Die bäuerliche Lebensweise hielt im 6. Jahrtausend vor Christus im Schlerngebiet Einzug. Die Menschen haben begonnen, ihre Lebensweise so umzustellen, dass sie sich an einem Ort längerfristig niedergelassen haben. Sie begannen Hülsenfrüchte und Getreide anzubauen und Haustiere zu halten. Der Beginn der Landwirtschaft erforderte zudem umfangreiche Bodenarbeiten, die am Völser Dorfhügel – Widumanger – durchgeführt wurden. Die Lage und die Bodenbeschaffenheit, wie sie insbesondere im Völser Aicha vorzufinden sind, sind nach heutigen Erkenntnissen der Grund dafür, dass das Gebiet auch während der Bronze- und Eisenzeit landwirtschaftlich genutzt und besiedelt wurde.

Bronzezeit (Ende 3. bis 2. Jahrtausend vor Christus)

Die Gegenstände, welche aus der Bronzezeit gefunden wurden und in der Dauerausstellung zu sehen sind, stammen vorwiegend aus dem Gebiet zwischen Völser Aicha und Ums. Aus dieser Zeit sind zum Beispiel eine spitzbogige Silexspitze und Keramikfunde zu sehen.

Die Eisenzeit (9. bis 1. Jahrhundert vor Christus)

In der zweiten Hälfte des 10. Jahrhunderts vor Christus war der Übergang zur Eisenzeit abgeschlossen. In Völs hat man einige Keramikteile gefunden. Diese sind mit einem „Ringabrollmotiv“ verziert und sind nun auch in der archäologischen Dauerausstellung zu sehen.

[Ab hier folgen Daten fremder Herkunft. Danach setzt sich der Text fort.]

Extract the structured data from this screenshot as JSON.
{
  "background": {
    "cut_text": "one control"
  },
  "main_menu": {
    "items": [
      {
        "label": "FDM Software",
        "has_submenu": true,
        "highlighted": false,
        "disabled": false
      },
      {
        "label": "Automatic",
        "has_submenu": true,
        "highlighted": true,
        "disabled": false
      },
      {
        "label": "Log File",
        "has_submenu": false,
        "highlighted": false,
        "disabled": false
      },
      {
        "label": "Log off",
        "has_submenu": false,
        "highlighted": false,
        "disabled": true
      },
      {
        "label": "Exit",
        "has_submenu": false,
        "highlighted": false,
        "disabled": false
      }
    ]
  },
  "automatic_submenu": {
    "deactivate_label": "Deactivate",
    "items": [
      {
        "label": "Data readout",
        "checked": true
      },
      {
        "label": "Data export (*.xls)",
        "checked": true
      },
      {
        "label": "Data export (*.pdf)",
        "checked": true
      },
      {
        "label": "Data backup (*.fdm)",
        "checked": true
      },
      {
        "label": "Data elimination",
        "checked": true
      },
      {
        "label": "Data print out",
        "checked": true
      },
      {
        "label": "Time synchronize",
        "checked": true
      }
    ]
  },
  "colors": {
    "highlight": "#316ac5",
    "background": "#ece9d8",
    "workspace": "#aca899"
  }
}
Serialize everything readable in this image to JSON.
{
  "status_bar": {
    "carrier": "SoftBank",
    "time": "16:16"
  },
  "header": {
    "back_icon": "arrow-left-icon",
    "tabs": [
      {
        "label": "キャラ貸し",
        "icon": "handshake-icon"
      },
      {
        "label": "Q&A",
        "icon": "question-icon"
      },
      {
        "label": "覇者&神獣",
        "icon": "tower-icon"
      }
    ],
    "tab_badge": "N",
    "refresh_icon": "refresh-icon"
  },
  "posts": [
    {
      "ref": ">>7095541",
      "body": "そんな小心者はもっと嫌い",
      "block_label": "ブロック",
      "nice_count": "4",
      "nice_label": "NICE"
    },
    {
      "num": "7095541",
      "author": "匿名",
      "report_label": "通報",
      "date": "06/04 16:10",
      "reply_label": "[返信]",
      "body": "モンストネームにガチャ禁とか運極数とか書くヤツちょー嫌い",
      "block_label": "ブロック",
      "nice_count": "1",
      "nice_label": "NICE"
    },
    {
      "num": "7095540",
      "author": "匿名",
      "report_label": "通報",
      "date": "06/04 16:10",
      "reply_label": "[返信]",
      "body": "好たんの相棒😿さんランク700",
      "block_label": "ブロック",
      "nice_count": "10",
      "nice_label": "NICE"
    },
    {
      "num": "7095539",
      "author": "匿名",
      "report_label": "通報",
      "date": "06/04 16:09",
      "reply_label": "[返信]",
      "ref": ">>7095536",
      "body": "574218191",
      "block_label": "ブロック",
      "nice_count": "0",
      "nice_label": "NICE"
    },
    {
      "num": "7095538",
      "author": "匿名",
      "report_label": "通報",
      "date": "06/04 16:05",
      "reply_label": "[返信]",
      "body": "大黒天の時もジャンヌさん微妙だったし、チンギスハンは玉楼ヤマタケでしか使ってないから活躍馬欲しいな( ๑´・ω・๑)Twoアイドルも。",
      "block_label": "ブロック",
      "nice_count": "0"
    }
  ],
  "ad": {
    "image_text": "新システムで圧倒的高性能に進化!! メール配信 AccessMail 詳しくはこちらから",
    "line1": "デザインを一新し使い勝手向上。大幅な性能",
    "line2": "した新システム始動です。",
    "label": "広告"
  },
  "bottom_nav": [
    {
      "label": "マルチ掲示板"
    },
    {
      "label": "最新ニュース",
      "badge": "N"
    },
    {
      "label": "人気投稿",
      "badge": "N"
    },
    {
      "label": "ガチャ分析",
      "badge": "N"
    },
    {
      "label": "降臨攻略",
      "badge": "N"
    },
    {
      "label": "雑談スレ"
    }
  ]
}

Die Eisenzeit hat ihren Namen von dem Material der Werkzeuge, welche die Menschen in dieser Zeitepoche hauptsächlich nutzten – nämlich dem Eisen. Messer und Beile wurden in der Gegen von Völs ab dem 8. Jahrhundert vor Christus gebraucht.

Die römische Epoche in Völs

Besucher der archäologischen Dauerausstellung können auch einiges über die römische Epoche erfahren, welche vom ersten bis zum fünften Jahrhundert nach Christus andauerte. Die meisten Erkenntnisse über diese Epoche konnte man im Jahr 1981 in Erfahrung bringen, als man am Völser Aicha-Kompatscherhof einen Abschnitt eines Gräberfeldes freilegte. Auf einer Höhe von 1.000 Metern über dem Meeresspiegel an den Ausläufern des Tschafon konnten insgesamt 28 Brandgräber freigelegt werden. Die Beigaben dieser Gräber sind heute zum Teil im Archäologiemuseum in Bozen zu besichtigen. Die Grabbeigaben bestanden meist aus Alltagsgegenständen. Insbesondere waren dies Münzen, Messer, Fibeln, Schleifsteine, Schafscheren oder Keramikkrüge.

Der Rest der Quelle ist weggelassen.